Голоса советского подземелья

Если загонять андеграунд во временные рамки, то до нашего отечества он докатился по-настоящему в 70-х годах ушедшего столетия. И на благодатной ниве уважающей чтение публики андеграунд приобрел совершенно иные очертания. Мы не так много, как на Западе, танцевали и пели. Вернее, не выражали поначалу свой протест в песнях и танцах. Нашим поколениям было чем заняться: пионерия, комсомол, партия. Но среди большого идеологизированного стада поднимались головы, не согласные идти в этом стаде. И поскольку российская культура всегда была литературоцентричной, андеграунд у нас носил преимущественно книжно-журнальный характер. Его уникальным свойством стало то, что он включал в себя разные до противоположности культурные и политические концепции и был массовым. Истоки же нашего андеграунда можно тоже отыскать в предыдущем столетии.

Опубликовав в 1864 году роман «Записки из подполья», Федор Михайлович Достоевский (да простит он нам вышеназванное соседство) и не думал высказываться по поводу альтернативной культуры. Однако при этом герой его «записок», «человек больной и злой», предельно четко объяснил кредо культурного феномена, сформировавшегося сто лет спустя. Человек из подполья говорит тем, кто верит в «навеки нерушимое хрустальное здание» искусства: «Ну, а я, может быть, потому-то и боюсь этого здания, что оно хрустальное и навеки нерушимое и что нельзя будет даже и украдкой языка ему выставить». Но прошло время, и нерушимое здание начало крениться, его и бояться не стали, и разрушить пытались, а уж язык-то тем более показывали. Уже старшие современники Достоевского – французские «проклятые» поэты подали пример вполне эффективной борьбы с такими зданиями. Естественно, что в конце XIX века их поэзию никто не называл андеграундом – с этим понятием, как уже отмечалось, вообще много проблем. Если проследить историю и метаморфозы, случившиеся с ним в разных уголках земного шара, можно сказать, что до дна «подполья» не докопаться. И говорить о нем приходится формальным и неформальным языком. Начнем с самиздата.

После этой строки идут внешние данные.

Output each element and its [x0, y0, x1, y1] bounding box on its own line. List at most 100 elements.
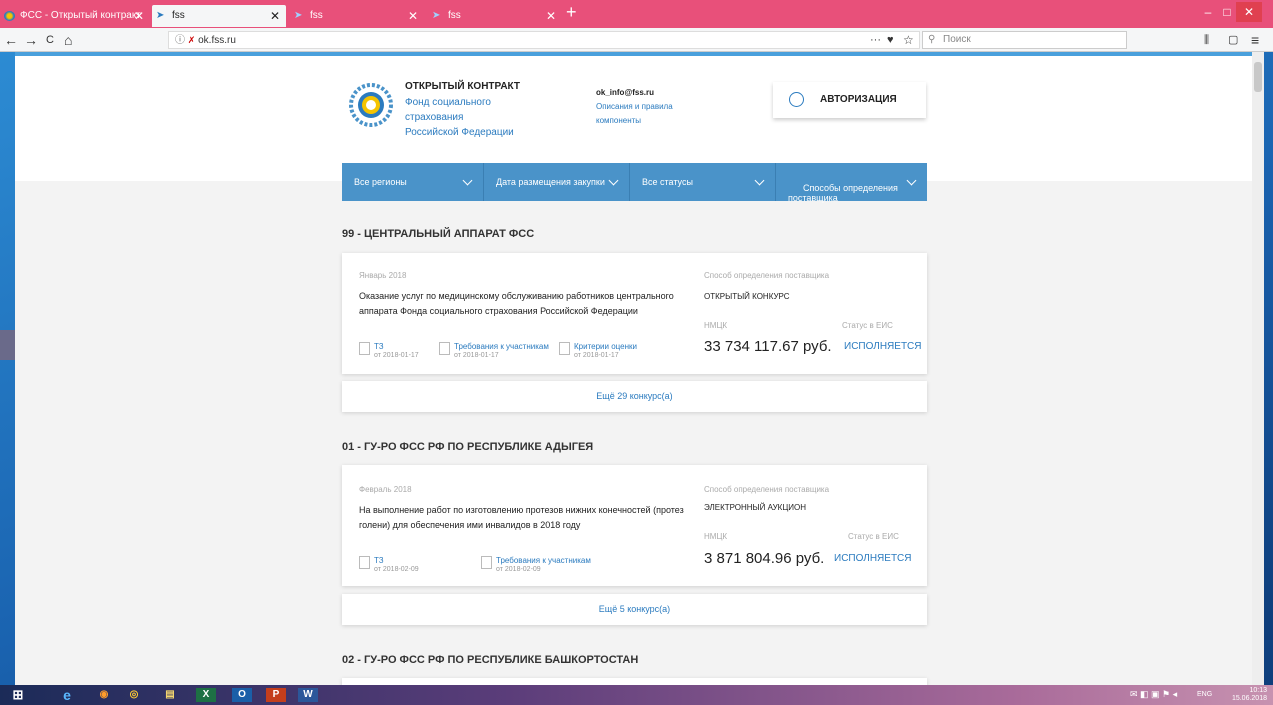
- word-icon[interactable]: W: [298, 688, 318, 702]
- scrollbar-thumb[interactable]: [1254, 62, 1262, 92]
- chevron-down-icon: [906, 175, 917, 186]
- info-icon[interactable]: ⓘ: [175, 35, 185, 46]
- procurement-card[interactable]: Февраль 2018 На выполнение работ по изго…: [342, 465, 927, 586]
- file-explorer-icon[interactable]: ▤: [160, 688, 180, 702]
- start-button[interactable]: ⊞: [8, 688, 28, 702]
- page-scrollbar[interactable]: [1252, 52, 1264, 685]
- procurement-card[interactable]: Январь 2018 Оказание услуг по медицинско…: [342, 253, 927, 374]
- chevron-down-icon: [462, 175, 473, 186]
- sidebar-icon[interactable]: ▢: [1228, 30, 1238, 50]
- method-label: Способ определения поставщика: [704, 271, 830, 280]
- help-link[interactable]: Описания и правила: [596, 100, 673, 114]
- price-label: НМЦК: [704, 532, 728, 541]
- minimize-button[interactable]: –: [1198, 2, 1218, 22]
- method-value: ЭЛЕКТРОННЫЙ АУКЦИОН: [704, 503, 807, 512]
- org-line-2: страхования: [405, 112, 464, 123]
- contact-email[interactable]: ok_info@fss.ru: [596, 86, 654, 100]
- chevron-down-icon: [608, 175, 619, 186]
- firefox-icon[interactable]: ◉: [94, 688, 114, 702]
- fss-logo-icon: [349, 83, 393, 127]
- document-icon: [359, 556, 370, 569]
- back-button[interactable]: ←: [4, 30, 18, 50]
- clock[interactable]: 10:13 15.06.2018: [1232, 687, 1267, 703]
- url-text: ok.fss.ru: [198, 35, 236, 46]
- section-title-99: 99 - ЦЕНТРАЛЬНЫЙ АППАРАТ ФСС: [342, 228, 535, 240]
- doc-link-requirements[interactable]: Требования к участникам от 2018-02-09: [481, 556, 611, 574]
- outlook-icon[interactable]: O: [232, 688, 252, 702]
- home-button[interactable]: ⌂: [64, 30, 72, 50]
- close-tab-icon[interactable]: ✕: [270, 5, 280, 27]
- status-badge: ИСПОЛНЯЕТСЯ: [834, 553, 912, 564]
- reload-button[interactable]: C: [46, 30, 54, 50]
- org-line-1: Фонд социального: [405, 97, 491, 108]
- show-more-link[interactable]: Ещё 5 конкурс(а): [342, 594, 927, 625]
- forward-button[interactable]: →: [24, 30, 38, 50]
- powerpoint-icon[interactable]: P: [266, 688, 286, 702]
- windows-taskbar: ⊞ e ◉ ◎ ▤ X O P W ✉ ◧ ▣ ⚑ ◂ ENG 10:13 15…: [0, 685, 1273, 705]
- page-viewport: ОТКРЫТЫЙ КОНТРАКТ Фонд социального страх…: [15, 56, 1252, 685]
- price-value: 33 734 117.67 руб.: [704, 338, 832, 355]
- chevron-down-icon: [754, 175, 765, 186]
- library-icon[interactable]: ⫼: [1204, 30, 1209, 50]
- fss-favicon-icon: [4, 11, 15, 21]
- tab-fss-active[interactable]: ➤ fss ✕: [152, 5, 286, 27]
- document-icon: [439, 342, 450, 355]
- close-window-button[interactable]: ✕: [1236, 2, 1262, 22]
- authorization-button[interactable]: АВТОРИЗАЦИЯ: [773, 82, 926, 118]
- url-bar[interactable]: ⓘ ✗ ok.fss.ru: [168, 31, 920, 49]
- close-tab-icon[interactable]: ✕: [408, 5, 418, 27]
- excel-icon[interactable]: X: [196, 688, 216, 702]
- status-label: Статус в ЕИС: [842, 321, 893, 330]
- browser-nav-bar: ← → C ⌂ ⓘ ✗ ok.fss.ru ··· ♥ ☆ ⚲ Поиск ⫼ …: [0, 28, 1273, 52]
- status-label: Статус в ЕИС: [848, 532, 899, 541]
- close-tab-icon[interactable]: ✕: [546, 5, 556, 27]
- org-line-3: Российской Федерации: [405, 127, 514, 138]
- section-title-02: 02 - ГУ-РО ФСС РФ ПО РЕСПУБЛИКЕ БАШКОРТО…: [342, 654, 639, 666]
- close-tab-icon[interactable]: ✕: [134, 5, 144, 27]
- method-label: Способ определения поставщика: [704, 485, 830, 494]
- maximize-button[interactable]: □: [1218, 2, 1236, 22]
- menu-icon[interactable]: ≡: [1251, 30, 1259, 50]
- filter-statuses[interactable]: Все статусы: [630, 163, 776, 201]
- language-indicator[interactable]: ENG: [1197, 691, 1212, 698]
- pocket-icon[interactable]: ♥: [887, 30, 894, 50]
- card-description[interactable]: Оказание услуг по медицинскому обслужива…: [359, 289, 689, 319]
- filter-regions[interactable]: Все регионы: [342, 163, 484, 201]
- filter-date[interactable]: Дата размещения закупки: [484, 163, 630, 201]
- doc-link-tz[interactable]: ТЗ от 2018-02-09: [359, 556, 429, 574]
- ie-icon[interactable]: e: [57, 688, 77, 702]
- desktop-decoration-right: [1264, 160, 1273, 640]
- search-icon: ⚲: [928, 34, 936, 45]
- browser-tab-bar: ФСС - Открытый контракт ✕ ➤ fss ✕ ➤ fss …: [0, 0, 1273, 28]
- doc-link-tz[interactable]: ТЗ от 2018-01-17: [359, 342, 429, 360]
- bird-favicon-icon: ➤: [156, 10, 165, 21]
- procurement-card[interactable]: [342, 678, 927, 685]
- method-value: ОТКРЫТЫЙ КОНКУРС: [704, 292, 790, 301]
- card-date: Январь 2018: [359, 271, 407, 280]
- filter-bar: Все регионы Дата размещения закупки Все …: [342, 163, 927, 203]
- document-icon: [559, 342, 570, 355]
- new-tab-button[interactable]: +: [566, 2, 577, 23]
- desktop-decoration: [0, 330, 15, 360]
- status-badge: ИСПОЛНЯЕТСЯ: [844, 341, 922, 352]
- tab-fss-open-contract[interactable]: ФСС - Открытый контракт ✕: [0, 5, 150, 27]
- system-tray-icons[interactable]: ✉ ◧ ▣ ⚑ ◂: [1130, 689, 1177, 700]
- insecure-lock-icon: ✗: [187, 35, 196, 45]
- tab-fss-2[interactable]: ➤ fss ✕: [290, 5, 424, 27]
- help-link-components[interactable]: компоненты: [596, 114, 641, 128]
- filter-supplier-methods[interactable]: Способы определения поставщика: [776, 163, 927, 203]
- site-title: ОТКРЫТЫЙ КОНТРАКТ: [405, 81, 520, 92]
- price-label: НМЦК: [704, 321, 728, 330]
- price-value: 3 871 804.96 руб.: [704, 550, 825, 567]
- show-more-link[interactable]: Ещё 29 конкурс(а): [342, 381, 927, 412]
- search-input[interactable]: ⚲ Поиск: [922, 31, 1127, 49]
- tab-fss-3[interactable]: ➤ fss ✕: [428, 5, 562, 27]
- login-arrow-icon: [789, 92, 804, 107]
- page-actions-button[interactable]: ···: [870, 30, 881, 50]
- chrome-icon[interactable]: ◎: [124, 688, 144, 702]
- card-description[interactable]: На выполнение работ по изготовлению прот…: [359, 503, 689, 533]
- bookmark-star-icon[interactable]: ☆: [903, 30, 914, 50]
- bird-favicon-icon: ➤: [432, 10, 441, 21]
- doc-link-criteria[interactable]: Критерии оценки от 2018-01-17: [559, 342, 669, 360]
- doc-link-requirements[interactable]: Требования к участникам от 2018-01-17: [439, 342, 559, 360]
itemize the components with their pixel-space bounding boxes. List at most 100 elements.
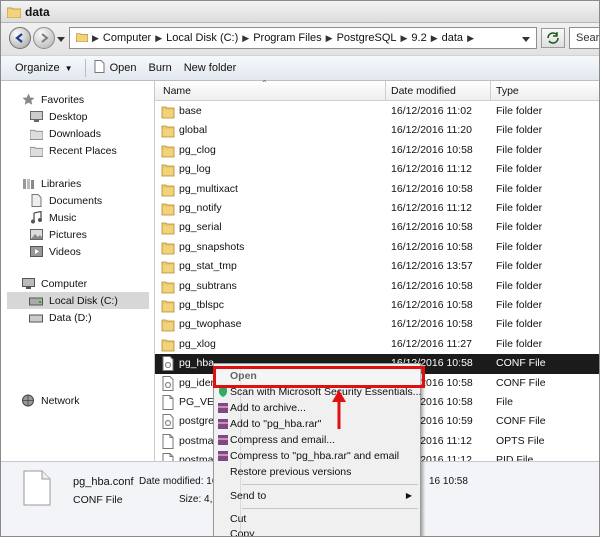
menu-item-send-to[interactable]: Send to ▶: [216, 489, 418, 504]
new-folder-button[interactable]: New folder: [184, 62, 237, 74]
file-row[interactable]: pg_twophase 16/12/2016 10:58 File folder: [155, 315, 599, 334]
nav-label: Local Disk (C:): [49, 294, 118, 307]
menu-item-cut[interactable]: Cut: [216, 512, 418, 527]
nav-recent-places[interactable]: Recent Places: [29, 142, 117, 159]
archive-icon: [218, 451, 228, 461]
file-name: pg_iden: [179, 376, 217, 389]
file-row[interactable]: pg_xlog 16/12/2016 11:27 File folder: [155, 335, 599, 354]
details-size: Size: 4,: [179, 494, 213, 505]
menu-item-compress-email[interactable]: Compress and email...: [216, 433, 418, 448]
file-type: File folder: [496, 260, 543, 273]
open-button[interactable]: Open: [94, 60, 136, 76]
nav-desktop[interactable]: Desktop: [29, 108, 88, 125]
file-row[interactable]: pg_subtrans 16/12/2016 10:58 File folder: [155, 277, 599, 296]
file-row[interactable]: global 16/12/2016 11:20 File folder: [155, 121, 599, 140]
file-icon: [161, 433, 175, 449]
refresh-button[interactable]: [541, 28, 565, 48]
breadcrumb-separator[interactable]: ▶: [326, 33, 333, 44]
file-type: File folder: [496, 124, 543, 137]
file-type: File folder: [496, 105, 543, 117]
nav-local-disk[interactable]: Local Disk (C:): [7, 292, 149, 309]
file-row[interactable]: pg_multixact 16/12/2016 10:58 File folder: [155, 180, 599, 199]
breadcrumb-separator[interactable]: ▶: [431, 33, 438, 44]
nav-label: Pictures: [49, 228, 87, 241]
breadcrumb-local-disk[interactable]: Local Disk (C:): [166, 32, 238, 44]
command-bar: Organize ▼ Open Burn New folder: [1, 55, 599, 81]
nav-data-disk[interactable]: Data (D:): [29, 309, 92, 326]
breadcrumb-data[interactable]: data: [442, 32, 463, 44]
back-arrow-icon: [15, 33, 23, 43]
column-header-type[interactable]: Type: [496, 85, 519, 97]
menu-label: Restore previous versions: [230, 466, 352, 478]
back-button[interactable]: [9, 27, 31, 49]
menu-item-restore-versions[interactable]: Restore previous versions: [216, 465, 418, 480]
menu-item-copy[interactable]: Copy: [216, 527, 418, 536]
folder-icon: [161, 240, 175, 255]
burn-button[interactable]: Burn: [148, 62, 171, 74]
nav-music[interactable]: Music: [29, 209, 76, 226]
file-type: File folder: [496, 299, 543, 311]
address-bar[interactable]: ▶ Computer ▶ Local Disk (C:) ▶ Program F…: [69, 27, 537, 49]
nav-label: Desktop: [49, 110, 88, 123]
file-row[interactable]: pg_clog 16/12/2016 10:58 File folder: [155, 141, 599, 160]
chevron-down-icon: ▼: [64, 63, 73, 73]
column-divider[interactable]: [385, 81, 386, 101]
file-row[interactable]: pg_tblspc 16/12/2016 10:58 File folder: [155, 296, 599, 315]
nav-favorites[interactable]: Favorites: [21, 91, 84, 108]
folder-small-icon: [75, 32, 89, 45]
file-row[interactable]: pg_serial 16/12/2016 10:58 File folder: [155, 218, 599, 237]
menu-item-add-rar[interactable]: Add to "pg_hba.rar": [216, 417, 418, 432]
breadcrumb-separator[interactable]: ▶: [401, 33, 408, 44]
file-row[interactable]: pg_stat_tmp 16/12/2016 13:57 File folder: [155, 257, 599, 276]
file-date-modified: 16/12/2016 11:12: [391, 202, 472, 214]
annotation-arrow-icon: [332, 390, 346, 429]
organize-button[interactable]: Organize ▼: [15, 62, 73, 74]
folder-icon: [161, 182, 175, 197]
nav-pictures[interactable]: Pictures: [29, 226, 87, 243]
star-icon: [21, 93, 35, 107]
network-icon: [21, 394, 35, 408]
pictures-icon: [29, 228, 43, 242]
breadcrumb-separator[interactable]: ▶: [242, 33, 249, 44]
nav-downloads[interactable]: Downloads: [29, 125, 101, 142]
breadcrumb-separator[interactable]: ▶: [92, 33, 99, 44]
search-input[interactable]: Sear: [569, 27, 599, 49]
explorer-window: data ▶ Computer ▶ Local Disk (C:) ▶ Prog…: [0, 0, 600, 537]
nav-videos[interactable]: Videos: [29, 243, 81, 260]
breadcrumb-program-files[interactable]: Program Files: [253, 32, 321, 44]
computer-icon: [21, 277, 35, 291]
toolbar-divider: [84, 59, 86, 77]
nav-network[interactable]: Network: [21, 392, 80, 409]
breadcrumb-computer[interactable]: Computer: [103, 32, 151, 44]
address-dropdown-icon[interactable]: [522, 34, 530, 46]
breadcrumb-version[interactable]: 9.2: [411, 32, 426, 44]
forward-button[interactable]: [33, 27, 55, 49]
file-row[interactable]: pg_log 16/12/2016 11:12 File folder: [155, 160, 599, 179]
file-row[interactable]: pg_snapshots 16/12/2016 10:58 File folder: [155, 238, 599, 257]
recent-pages-dropdown-icon[interactable]: [57, 34, 65, 46]
file-row[interactable]: pg_notify 16/12/2016 11:12 File folder: [155, 199, 599, 218]
nav-label: Music: [49, 211, 77, 224]
breadcrumb-postgresql[interactable]: PostgreSQL: [337, 32, 397, 44]
column-divider[interactable]: [490, 81, 491, 101]
file-row[interactable]: base 16/12/2016 11:02 File folder: [155, 102, 599, 121]
file-type: CONF File: [496, 415, 546, 428]
file-type: File folder: [496, 163, 543, 176]
nav-label: Recent Places: [49, 144, 117, 157]
menu-item-compress-rar-email[interactable]: Compress to "pg_hba.rar" and email: [216, 449, 418, 464]
folder-icon: [161, 220, 175, 235]
menu-item-add-archive[interactable]: Add to archive...: [216, 401, 418, 416]
column-header-name[interactable]: Name: [163, 85, 191, 97]
file-name: pg_tblspc: [179, 299, 224, 311]
nav-computer[interactable]: Computer: [21, 275, 87, 292]
breadcrumb-separator[interactable]: ▶: [155, 33, 162, 44]
nav-documents[interactable]: Documents: [29, 192, 102, 209]
navigation-pane: Favorites Desktop Downloads Recent Place…: [1, 81, 155, 461]
nav-libraries[interactable]: Libraries: [21, 175, 81, 192]
file-date-modified: 16/12/2016 10:58: [391, 279, 473, 292]
menu-separator: [242, 508, 418, 509]
folder-icon: [161, 162, 175, 177]
column-header-date[interactable]: Date modified: [391, 85, 456, 97]
breadcrumb-separator[interactable]: ▶: [467, 33, 474, 44]
hard-drive-icon: [29, 294, 43, 308]
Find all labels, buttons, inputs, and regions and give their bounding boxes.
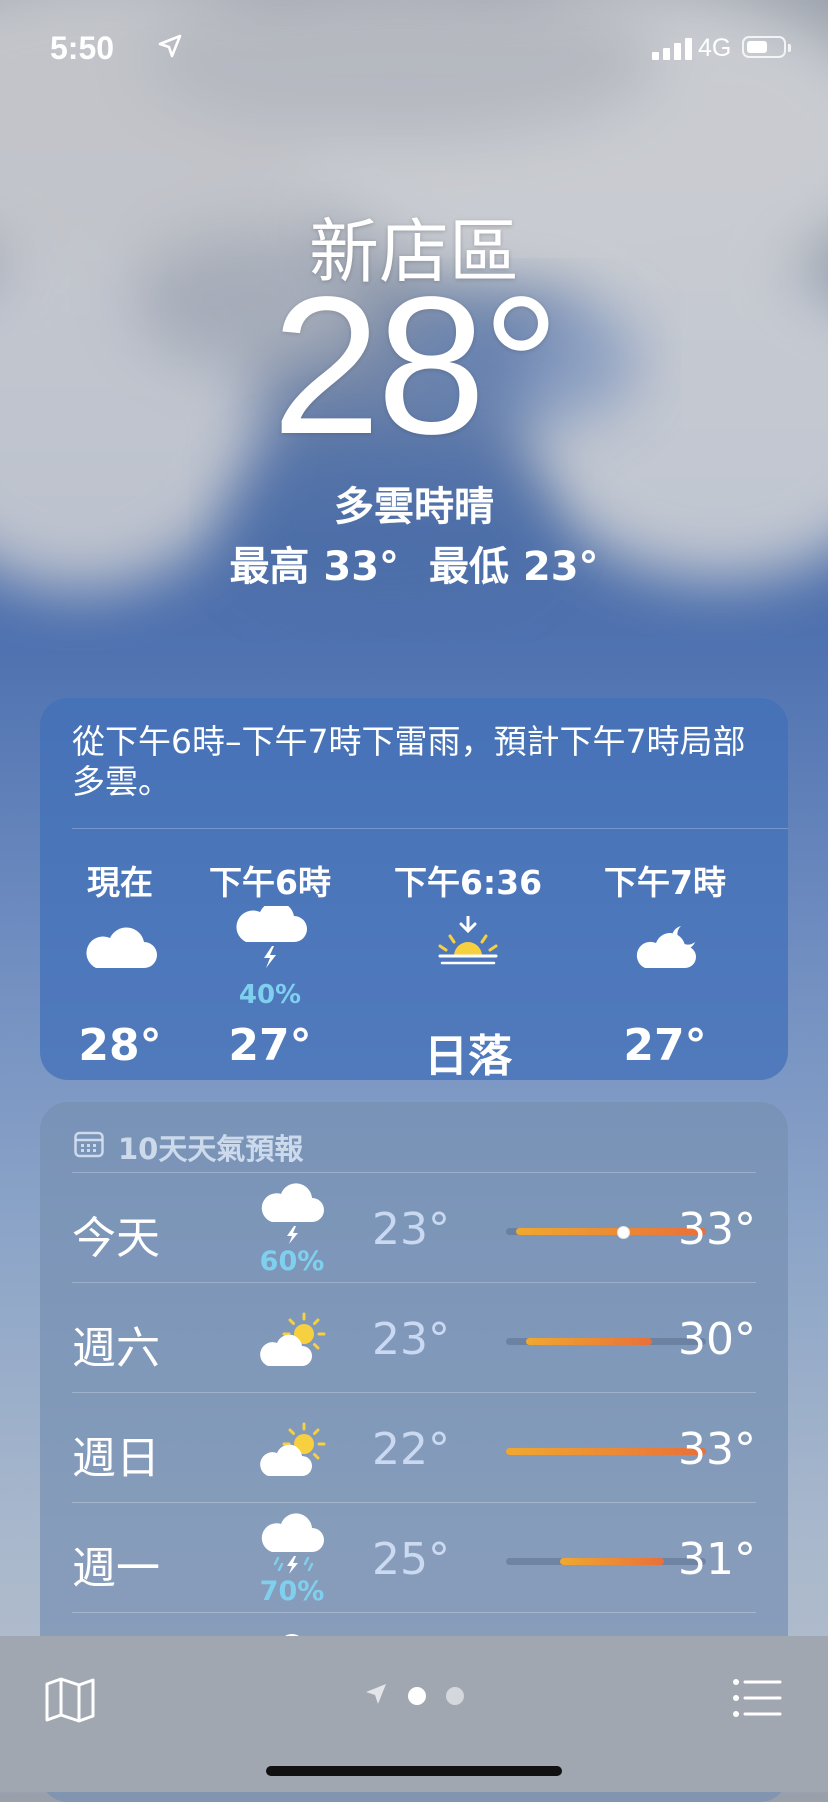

Никто доподлинно не знает, когда именно появился термин «самиздат» и кто его изобрел. Принято считать, что авторство принадлежит поэту Николаю Глазкову. Как бы то ни было, можно совершенно смело сказать, что советский самиздат стал самым длительным и значительным в политическом отношении примером андеграунда. На одних и тех же пишущих машинках могли перепечатываться книги претендующего на высшую степень серьезности Солженицына и порнографические стишки, приписывавшиеся Баркову.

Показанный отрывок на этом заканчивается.